Le preoccupazioni
(di Roberto Luongo)
--Per un lungo periodo - tutta la mia vita? - ho creduto alle preoccupazioni che quotidianamente sorgevano nella mia mente. Poi, quasi all'improvviso, mi è venuta un'idea: le preoccupazioni altro non erano che un oggetto della mente, al pari delle paure, dei giudizi, o delle sensazioni del respiro. È una scoperta ovvia, per un praticante. Non ci si insegna forse a focalizzare la nostra attenzione su tutto ciò che sorge e svanisce?
Eppure le preoccupazioni, che tanto hanno costituito il tessuto connettivo delle mie giornate, del mio umore, del mio correre in avanti senza avere una meta chiara, erano state un po' un 'porto franco'. "Ora sono preoccupato, la consapevolezza, la meditazione non può farci nulla".
Mi sono risolto (nella pratica dell'adhitthana) a occuparmi intensivamente delle preoccupazioni. Non più quindi, o non soltanto, lo squillo del telefono come campana di consapevolezza, la metta verso le persone che incontro per strada, la consapevolezza della parola al telefono o al lavoro. Ma le preoccupazioni. Ogni volta che sorgono.
È stata un'esperienza molto bella. Le preoccupazioni come campana di consapevolezza. Le preoccupazioni come qualcosa con cui non è possibile dialogare (vincono sempre (!), se si entra in discussione con esse). Le preoccupazioni come qualcosa da accogliere, davanti alle quali fare un grande inchino, e poi deporre, senza 'litigarci', sul pavimento della nostra consapevolezza.

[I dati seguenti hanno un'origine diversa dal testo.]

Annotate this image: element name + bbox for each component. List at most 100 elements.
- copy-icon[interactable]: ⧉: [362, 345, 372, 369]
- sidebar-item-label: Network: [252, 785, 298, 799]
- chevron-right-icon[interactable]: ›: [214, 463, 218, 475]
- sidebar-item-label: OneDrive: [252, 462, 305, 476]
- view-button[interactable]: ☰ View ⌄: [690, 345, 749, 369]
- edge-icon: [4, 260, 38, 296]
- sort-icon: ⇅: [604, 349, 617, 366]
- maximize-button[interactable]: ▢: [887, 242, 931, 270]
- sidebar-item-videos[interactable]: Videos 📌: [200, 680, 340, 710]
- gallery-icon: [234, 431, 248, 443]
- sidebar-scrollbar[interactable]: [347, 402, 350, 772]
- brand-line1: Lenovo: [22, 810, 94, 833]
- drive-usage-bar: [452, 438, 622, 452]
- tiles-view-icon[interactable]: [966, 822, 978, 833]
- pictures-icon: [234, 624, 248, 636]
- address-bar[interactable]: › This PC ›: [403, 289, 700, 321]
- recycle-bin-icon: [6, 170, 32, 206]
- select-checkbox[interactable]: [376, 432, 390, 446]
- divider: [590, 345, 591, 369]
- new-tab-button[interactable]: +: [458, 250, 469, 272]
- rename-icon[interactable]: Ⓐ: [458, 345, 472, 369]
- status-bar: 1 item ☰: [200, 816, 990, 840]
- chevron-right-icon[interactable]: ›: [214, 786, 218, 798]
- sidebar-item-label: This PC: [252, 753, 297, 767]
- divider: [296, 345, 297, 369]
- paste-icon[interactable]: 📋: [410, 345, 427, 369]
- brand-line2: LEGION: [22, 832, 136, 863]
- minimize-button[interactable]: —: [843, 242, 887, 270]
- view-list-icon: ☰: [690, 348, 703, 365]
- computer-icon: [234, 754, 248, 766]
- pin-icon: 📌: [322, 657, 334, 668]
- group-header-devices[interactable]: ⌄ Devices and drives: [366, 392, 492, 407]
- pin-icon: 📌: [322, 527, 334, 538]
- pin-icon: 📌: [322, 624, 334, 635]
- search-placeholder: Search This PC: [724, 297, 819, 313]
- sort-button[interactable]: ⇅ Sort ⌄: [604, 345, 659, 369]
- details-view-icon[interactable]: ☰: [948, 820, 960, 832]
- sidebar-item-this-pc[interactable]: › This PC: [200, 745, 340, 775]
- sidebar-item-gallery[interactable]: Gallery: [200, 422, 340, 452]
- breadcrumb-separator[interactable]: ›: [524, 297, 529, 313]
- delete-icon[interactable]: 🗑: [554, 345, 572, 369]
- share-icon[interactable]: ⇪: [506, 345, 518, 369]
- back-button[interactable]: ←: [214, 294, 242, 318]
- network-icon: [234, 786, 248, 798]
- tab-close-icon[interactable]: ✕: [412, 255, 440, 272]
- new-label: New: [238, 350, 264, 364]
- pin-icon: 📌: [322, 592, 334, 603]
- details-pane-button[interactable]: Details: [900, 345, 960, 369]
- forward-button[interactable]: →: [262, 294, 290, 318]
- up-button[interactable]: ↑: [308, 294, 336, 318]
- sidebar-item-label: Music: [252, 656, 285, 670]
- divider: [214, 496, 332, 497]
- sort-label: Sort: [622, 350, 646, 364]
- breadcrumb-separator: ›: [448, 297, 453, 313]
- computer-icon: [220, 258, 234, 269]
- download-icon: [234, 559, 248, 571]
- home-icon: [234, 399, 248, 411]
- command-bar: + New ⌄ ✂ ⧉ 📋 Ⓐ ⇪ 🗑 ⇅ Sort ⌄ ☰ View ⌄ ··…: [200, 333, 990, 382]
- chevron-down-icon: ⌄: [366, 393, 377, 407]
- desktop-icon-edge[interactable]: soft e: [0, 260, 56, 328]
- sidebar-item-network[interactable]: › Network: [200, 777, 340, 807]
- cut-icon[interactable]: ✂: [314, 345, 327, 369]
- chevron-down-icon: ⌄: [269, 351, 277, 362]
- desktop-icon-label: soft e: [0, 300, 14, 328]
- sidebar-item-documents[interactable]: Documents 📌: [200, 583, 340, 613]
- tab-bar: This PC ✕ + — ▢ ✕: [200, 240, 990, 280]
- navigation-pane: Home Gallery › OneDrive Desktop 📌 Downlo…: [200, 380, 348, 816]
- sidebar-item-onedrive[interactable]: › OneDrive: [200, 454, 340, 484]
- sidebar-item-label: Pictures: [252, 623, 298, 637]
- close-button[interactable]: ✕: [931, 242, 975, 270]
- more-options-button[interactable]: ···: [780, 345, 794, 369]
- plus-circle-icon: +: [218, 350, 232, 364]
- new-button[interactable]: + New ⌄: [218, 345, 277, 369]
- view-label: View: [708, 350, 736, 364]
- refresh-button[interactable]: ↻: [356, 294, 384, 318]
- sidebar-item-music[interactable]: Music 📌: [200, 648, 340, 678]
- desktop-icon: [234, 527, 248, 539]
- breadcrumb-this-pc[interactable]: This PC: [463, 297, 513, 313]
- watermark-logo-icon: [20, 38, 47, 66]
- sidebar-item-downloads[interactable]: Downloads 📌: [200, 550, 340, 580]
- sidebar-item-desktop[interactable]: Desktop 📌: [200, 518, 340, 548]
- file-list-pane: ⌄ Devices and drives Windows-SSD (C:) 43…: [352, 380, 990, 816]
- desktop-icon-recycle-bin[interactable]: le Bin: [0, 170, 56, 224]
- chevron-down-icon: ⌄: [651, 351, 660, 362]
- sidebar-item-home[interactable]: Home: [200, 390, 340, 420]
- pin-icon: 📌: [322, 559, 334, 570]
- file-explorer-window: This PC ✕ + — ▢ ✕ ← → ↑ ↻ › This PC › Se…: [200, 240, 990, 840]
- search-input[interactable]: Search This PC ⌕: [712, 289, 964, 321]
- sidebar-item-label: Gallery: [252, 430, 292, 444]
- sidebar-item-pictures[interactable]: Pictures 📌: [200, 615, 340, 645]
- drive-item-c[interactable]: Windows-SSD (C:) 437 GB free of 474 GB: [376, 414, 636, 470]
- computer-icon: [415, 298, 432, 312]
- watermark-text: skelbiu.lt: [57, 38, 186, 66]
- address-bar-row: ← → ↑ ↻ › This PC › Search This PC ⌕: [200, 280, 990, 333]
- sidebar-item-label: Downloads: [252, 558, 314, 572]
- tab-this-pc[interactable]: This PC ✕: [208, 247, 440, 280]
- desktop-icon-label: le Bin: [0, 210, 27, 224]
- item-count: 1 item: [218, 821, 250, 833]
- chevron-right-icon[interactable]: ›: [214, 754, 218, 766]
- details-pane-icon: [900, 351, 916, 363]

Cosa voglia dire tutto questo molto bene non lo so. Ma ho deciso di non spaventarmi più al sorgere delle preoccupazioni, e ci sono in qualche misura riuscito. "Davvero siete tornate? Davvero mi dite tutto questo? Ma siete le benvenute! Potete dirmi le stesse cose mille e mille volte, non mi arrabbierò mai! State con me tutto il tempo che volete, accomodatevi. Cosa vi rispondo? No, care mie, non vi rispondo nulla. State con me quanto volete, ma rispondervi no, questo no".
E giorno dopo giorno si sono presentate, puntali come sempre. Ma invece di farmi paura, mi incuriosivano. Che succederà oggi? Sarà come ieri che è andata bene? O invece adesso mi riassorbiranno? O diventerà un po' artificiale questo non risponder loro? In fondo fanno domande giuste, riguardano problemi reali, perché non rispondere?
La tentazione di rispondere c'è stata. Non sono uno che vive alla giornata, mi piace programmare, credo nell'organizzazione delle cose, non mi piace né l'improvvisazione né il pressappochismo.
Ma ho avuto fiducia in quel luogo della mente dove non c'è preoccupazione. Ho ascoltato le suppliche di rispondere come davanti a canti di sirene. Ho accettato la sensazione di essere un superficiale, un imprudente, un vigliacco.
E ho goduto dello svanire, graduale ma reale, palpabile, di un buon numero di preoccupazioni.